The environment. The absence of plasticizers can help reduce the risk of health complications caused by di-(2-ethylhexyl)phthalate (DEHP), the main plasticizer for polyvinyl chloride (PVC), which is known to leach into ground water and can have a negative impact on human health. Barrier films for ostomy applications can be made from novel materials that are less damaging to the environment than traditional films. These films are free of PVC, polyvinylidene chloride (PVdC), and plasticizers.

Cost. In addition to being safer for the environment and human health, plasticizer-free barrier films have economic benefits. They are made from materials that can offer more cost-effective disposal of intermediate scrap. The films still can be sealed using common manufacturing techniques such as heat, heat impulse and RF welding, giving manufacturers the ability to choose the technique that is best for the final product.
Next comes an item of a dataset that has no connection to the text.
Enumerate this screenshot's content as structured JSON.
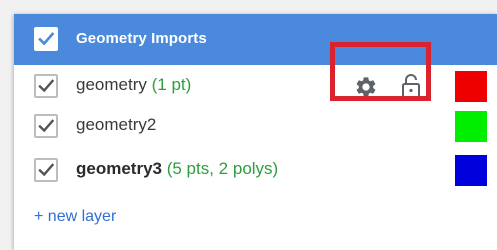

These factors are relevant as the health care industry strives to control costs amid tighter reimbursement rates for some ostomy products.

In conclusion, barrier films for ostomy applications have benefited from research-intensive advances in materials science. They have become more intelligent, imbued with complex layers, each offering specialized properties. They are fit for a purpose — that is, to meet the patient expectations for comfort, environmental sustainability and affordability.


Deepak Prakash is global director of marketing at Vancive Medical Technologies, an Avery Dennison business. He may be reached at



  1. Dabirian A, Yaghmaei F, Rassouli M, Tafreshi, M Z. Quality of life in ostomy patients: a qualitative study. Patient Pref Adherence. 2011;5:1–5.
  2. Mitchell KA, Rawl, SM, Schmidt CM, et al. Demographic, clinical, and quality of life variables related to embarrassment in veterans living with an intestinal stoma. J Wound Ostomy Continence Nurs. 2007;34:524–532.